A lamination timing chart

For a 5-hour bulk:

TimeAction
0:00Mix
0:30Set 1 of folds
1:00Lamination + inclusions
1:30Set 3 of folds
2:00Set 4 of folds
5:00Bulk done, shape

The lamination replaces what would have been Set 2.

Common mistakes

Stretching too thin:

  • Tears the gluten
  • Creates weak spots
  • Dough collapses

Stretching too thick:

  • Doesn't accomplish redistribution
  • No benefit over normal folds

Over-laminating (multiple times in one bulk):

  • Over-develops gluten
  • Tearing during shaping
  • Once is enough

When dough resists

If the dough resists stretching:

  • Wait 30 minutes
  • Try again (gluten may be too tight)
  • Or skip lamination this bake

Not all dough wants lamination. Listen to it.

A high-hydration test

For 80% hydration dough, compare two bakes:

  • Bake 1: 4 standard folds
  • Bake 2: 3 standard folds + 1 lamination

The Bake 2 crumb will have:

  • More even hole distribution
  • Bigger, rounder holes
  • More dramatic open crumb

For high-hydration sourdough, lamination is the secret weapon.

A pan-loaf consideration

For sandwich loaves, skip lamination:

  • The loaf is meant to be tight-crumbed
  • Even lamination doesn't help
  • Standard folds are sufficient

A whole-grain note

For 30%+ whole wheat dough:

  • Lamination helps redistribute bran
  • More uniform crumb
  • Worth the extra step

For 50%+ whole wheat: lamination is essential.

Lamination vs. coil folds

Coil folds:

  • Lift dough from the middle
  • Let ends fall together
  • More gentle than stretch and fold
  • Good for very high hydration

Lamination:

  • Stretches dough flat
  • Distributes evenly
  • One-time during bulk
  • Best for inclusions

You can use both methods on the same dough.
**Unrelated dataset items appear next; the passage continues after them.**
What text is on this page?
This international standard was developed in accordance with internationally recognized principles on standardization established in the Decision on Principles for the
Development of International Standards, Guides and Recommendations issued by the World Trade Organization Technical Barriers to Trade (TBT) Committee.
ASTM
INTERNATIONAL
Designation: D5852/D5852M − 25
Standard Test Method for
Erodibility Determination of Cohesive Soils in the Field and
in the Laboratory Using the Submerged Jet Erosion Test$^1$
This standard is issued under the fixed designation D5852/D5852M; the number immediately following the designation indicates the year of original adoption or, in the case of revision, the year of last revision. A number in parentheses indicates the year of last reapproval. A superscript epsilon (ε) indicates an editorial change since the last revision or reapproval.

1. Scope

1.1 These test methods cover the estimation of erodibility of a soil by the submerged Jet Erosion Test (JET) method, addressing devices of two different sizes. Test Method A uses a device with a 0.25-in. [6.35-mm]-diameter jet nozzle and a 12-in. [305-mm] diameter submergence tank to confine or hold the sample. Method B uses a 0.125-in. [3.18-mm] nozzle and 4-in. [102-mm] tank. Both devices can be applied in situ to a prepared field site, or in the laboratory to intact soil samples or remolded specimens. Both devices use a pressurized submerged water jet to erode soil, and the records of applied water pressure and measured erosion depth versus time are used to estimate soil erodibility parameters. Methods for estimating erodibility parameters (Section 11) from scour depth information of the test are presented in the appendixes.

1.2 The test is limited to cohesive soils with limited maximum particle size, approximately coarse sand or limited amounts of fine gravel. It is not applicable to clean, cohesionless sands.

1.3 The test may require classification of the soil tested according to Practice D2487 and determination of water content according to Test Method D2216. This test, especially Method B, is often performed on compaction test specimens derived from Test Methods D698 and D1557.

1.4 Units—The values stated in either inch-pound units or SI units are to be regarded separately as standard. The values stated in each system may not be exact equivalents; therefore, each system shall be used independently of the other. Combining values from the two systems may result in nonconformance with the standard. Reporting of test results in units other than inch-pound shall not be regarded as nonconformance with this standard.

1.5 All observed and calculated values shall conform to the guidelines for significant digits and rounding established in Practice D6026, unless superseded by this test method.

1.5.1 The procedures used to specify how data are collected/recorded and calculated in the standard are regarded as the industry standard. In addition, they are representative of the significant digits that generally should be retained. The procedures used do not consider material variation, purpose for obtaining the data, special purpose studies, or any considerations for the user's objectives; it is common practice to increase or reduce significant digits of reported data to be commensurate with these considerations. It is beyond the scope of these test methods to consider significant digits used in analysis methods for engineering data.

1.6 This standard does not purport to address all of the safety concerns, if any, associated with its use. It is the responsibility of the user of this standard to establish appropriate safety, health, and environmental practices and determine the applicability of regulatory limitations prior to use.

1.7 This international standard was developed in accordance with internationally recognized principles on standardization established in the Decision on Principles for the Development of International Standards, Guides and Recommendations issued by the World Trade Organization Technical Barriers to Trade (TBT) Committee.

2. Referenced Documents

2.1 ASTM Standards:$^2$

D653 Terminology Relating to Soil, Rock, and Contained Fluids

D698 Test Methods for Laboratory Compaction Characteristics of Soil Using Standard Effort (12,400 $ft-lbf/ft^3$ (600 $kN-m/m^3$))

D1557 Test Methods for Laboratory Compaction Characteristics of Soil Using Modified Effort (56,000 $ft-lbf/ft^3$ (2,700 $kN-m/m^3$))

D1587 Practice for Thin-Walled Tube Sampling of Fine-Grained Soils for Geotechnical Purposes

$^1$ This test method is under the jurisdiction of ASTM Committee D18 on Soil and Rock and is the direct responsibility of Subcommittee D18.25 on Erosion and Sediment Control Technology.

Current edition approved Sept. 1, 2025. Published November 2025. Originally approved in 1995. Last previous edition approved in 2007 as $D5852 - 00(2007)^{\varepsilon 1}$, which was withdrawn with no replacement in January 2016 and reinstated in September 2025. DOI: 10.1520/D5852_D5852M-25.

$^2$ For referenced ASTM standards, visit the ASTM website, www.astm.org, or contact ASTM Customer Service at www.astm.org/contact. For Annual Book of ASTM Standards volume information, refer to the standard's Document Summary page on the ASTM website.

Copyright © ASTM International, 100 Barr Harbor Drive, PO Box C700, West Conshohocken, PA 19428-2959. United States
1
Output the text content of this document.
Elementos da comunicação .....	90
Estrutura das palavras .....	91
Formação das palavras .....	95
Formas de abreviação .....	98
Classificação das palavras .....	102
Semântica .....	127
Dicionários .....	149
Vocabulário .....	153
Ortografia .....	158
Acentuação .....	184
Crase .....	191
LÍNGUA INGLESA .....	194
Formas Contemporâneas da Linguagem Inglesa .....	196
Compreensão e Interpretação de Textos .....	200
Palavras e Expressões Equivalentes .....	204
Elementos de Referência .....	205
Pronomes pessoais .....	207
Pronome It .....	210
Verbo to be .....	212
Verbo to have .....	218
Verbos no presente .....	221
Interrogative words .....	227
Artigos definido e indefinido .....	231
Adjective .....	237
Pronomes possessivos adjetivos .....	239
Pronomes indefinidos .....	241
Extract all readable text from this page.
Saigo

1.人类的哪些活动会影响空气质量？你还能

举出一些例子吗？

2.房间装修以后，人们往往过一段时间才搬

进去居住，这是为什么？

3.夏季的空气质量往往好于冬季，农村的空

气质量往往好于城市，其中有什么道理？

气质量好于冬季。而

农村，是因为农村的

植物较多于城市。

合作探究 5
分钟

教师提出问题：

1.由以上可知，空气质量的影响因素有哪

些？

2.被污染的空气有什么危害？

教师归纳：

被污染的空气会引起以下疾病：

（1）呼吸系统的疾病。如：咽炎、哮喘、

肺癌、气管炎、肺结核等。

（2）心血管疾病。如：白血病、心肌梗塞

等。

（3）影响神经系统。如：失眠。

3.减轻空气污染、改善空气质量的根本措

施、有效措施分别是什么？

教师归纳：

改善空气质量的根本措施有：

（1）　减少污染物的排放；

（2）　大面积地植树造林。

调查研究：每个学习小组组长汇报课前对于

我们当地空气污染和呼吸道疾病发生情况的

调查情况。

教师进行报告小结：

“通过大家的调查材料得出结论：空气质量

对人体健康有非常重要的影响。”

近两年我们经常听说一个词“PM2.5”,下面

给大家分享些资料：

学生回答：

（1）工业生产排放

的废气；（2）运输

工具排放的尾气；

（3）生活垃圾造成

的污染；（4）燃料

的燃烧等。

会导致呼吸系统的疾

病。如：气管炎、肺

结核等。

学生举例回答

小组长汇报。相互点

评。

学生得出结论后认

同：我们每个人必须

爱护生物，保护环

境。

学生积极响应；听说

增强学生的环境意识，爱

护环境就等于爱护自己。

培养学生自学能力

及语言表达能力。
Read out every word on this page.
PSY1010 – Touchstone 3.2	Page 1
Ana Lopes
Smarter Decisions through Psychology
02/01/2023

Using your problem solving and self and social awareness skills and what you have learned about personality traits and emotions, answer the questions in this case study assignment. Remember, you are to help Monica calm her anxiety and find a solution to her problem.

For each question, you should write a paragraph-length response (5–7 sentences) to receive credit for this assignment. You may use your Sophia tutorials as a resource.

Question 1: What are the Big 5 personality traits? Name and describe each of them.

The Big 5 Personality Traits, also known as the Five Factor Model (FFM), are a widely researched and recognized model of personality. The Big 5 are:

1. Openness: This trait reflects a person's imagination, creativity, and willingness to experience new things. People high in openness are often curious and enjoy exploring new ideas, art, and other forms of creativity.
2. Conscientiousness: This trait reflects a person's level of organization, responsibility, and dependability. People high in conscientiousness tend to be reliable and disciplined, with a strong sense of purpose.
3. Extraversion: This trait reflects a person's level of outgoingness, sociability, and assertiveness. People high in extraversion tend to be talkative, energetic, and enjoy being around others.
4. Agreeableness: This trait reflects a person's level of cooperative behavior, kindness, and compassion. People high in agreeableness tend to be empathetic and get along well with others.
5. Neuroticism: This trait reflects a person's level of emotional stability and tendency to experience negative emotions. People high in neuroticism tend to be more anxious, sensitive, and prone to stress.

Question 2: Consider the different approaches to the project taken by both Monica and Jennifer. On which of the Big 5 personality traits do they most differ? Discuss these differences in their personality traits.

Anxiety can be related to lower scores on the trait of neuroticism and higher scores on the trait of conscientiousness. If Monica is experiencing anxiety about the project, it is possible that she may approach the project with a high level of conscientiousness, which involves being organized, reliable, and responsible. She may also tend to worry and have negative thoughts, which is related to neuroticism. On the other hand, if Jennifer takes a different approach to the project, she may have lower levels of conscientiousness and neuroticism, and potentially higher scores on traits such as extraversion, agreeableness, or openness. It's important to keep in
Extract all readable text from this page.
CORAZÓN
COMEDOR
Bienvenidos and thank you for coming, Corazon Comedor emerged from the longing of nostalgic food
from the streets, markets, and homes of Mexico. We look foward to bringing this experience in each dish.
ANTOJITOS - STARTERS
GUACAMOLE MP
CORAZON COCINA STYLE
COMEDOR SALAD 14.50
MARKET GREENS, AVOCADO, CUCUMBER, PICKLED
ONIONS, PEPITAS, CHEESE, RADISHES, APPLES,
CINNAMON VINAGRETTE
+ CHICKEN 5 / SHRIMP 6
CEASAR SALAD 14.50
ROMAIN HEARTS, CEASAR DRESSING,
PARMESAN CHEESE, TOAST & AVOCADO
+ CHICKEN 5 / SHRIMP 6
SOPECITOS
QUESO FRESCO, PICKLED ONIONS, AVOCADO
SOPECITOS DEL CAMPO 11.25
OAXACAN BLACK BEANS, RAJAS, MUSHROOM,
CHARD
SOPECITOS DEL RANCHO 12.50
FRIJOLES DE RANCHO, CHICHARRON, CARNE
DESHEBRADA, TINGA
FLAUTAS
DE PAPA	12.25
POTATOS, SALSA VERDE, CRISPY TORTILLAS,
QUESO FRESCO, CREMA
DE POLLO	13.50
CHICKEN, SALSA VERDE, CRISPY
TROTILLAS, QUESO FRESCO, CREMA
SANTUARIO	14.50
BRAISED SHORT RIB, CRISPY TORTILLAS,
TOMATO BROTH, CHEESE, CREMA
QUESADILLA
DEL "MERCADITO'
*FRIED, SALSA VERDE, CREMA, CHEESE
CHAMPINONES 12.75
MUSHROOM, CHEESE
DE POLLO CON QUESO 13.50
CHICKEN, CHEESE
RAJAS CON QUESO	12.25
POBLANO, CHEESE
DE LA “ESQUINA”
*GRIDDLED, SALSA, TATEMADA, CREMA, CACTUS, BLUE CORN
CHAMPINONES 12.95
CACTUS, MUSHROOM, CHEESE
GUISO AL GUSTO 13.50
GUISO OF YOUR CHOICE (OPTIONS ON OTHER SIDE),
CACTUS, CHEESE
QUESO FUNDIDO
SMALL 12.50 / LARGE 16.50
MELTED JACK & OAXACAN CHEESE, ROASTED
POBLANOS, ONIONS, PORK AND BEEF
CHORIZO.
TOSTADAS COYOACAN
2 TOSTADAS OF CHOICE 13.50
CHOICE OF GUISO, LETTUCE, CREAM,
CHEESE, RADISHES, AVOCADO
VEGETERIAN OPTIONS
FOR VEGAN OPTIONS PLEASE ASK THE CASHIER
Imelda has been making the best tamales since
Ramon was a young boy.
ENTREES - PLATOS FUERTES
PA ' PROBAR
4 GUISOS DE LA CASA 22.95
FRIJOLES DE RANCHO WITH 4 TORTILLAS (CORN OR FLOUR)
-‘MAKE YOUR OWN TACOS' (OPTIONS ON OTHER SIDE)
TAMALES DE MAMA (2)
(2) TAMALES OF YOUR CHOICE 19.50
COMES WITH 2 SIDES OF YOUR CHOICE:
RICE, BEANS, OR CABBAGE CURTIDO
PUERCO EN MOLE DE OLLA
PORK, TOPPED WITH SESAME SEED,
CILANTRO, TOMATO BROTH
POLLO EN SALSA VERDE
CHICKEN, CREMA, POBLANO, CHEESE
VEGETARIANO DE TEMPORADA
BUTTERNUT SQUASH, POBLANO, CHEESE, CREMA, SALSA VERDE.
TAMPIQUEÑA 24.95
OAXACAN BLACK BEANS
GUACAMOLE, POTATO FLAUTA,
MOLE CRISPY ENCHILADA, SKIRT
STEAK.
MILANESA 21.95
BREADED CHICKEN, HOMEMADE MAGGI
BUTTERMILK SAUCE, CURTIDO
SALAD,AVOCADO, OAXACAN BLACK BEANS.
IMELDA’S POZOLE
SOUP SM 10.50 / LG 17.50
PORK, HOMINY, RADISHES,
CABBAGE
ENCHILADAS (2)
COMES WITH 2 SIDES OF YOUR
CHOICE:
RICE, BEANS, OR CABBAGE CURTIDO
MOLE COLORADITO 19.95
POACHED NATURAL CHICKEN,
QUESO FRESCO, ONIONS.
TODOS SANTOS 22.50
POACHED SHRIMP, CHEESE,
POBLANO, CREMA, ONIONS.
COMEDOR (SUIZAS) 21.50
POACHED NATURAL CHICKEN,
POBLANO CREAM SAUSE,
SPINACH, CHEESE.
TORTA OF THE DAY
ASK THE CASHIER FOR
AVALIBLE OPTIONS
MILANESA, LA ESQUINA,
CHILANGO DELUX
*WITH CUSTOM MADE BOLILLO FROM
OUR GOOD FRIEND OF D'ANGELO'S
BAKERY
Lamination once + 3 coil folds is a great approach for 80% hydration.

A timing note

Lamination is best done:

  • After 60 minutes of bulk
  • When gluten is partially developed
  • Before significant rise

Don't lamine in the first 30 min (too undeveloped) or after 2 hours (too risen).

A quick demonstration

For your first lamination:

  • Make a small dough (250g flour)
  • Practice the stretch
  • Get comfortable with the size and feel
  • Then apply to a real bake

Skill comes from practice.

A final note

Lamination is one of those techniques that separates intermediate from advanced sourdough bakers.

It's not necessary for every bake. But for high-hydration loaves with open crumb, it's a meaningful upgrade.

Try it once on your next 78%+ hydration bake. The crumb difference will be obvious.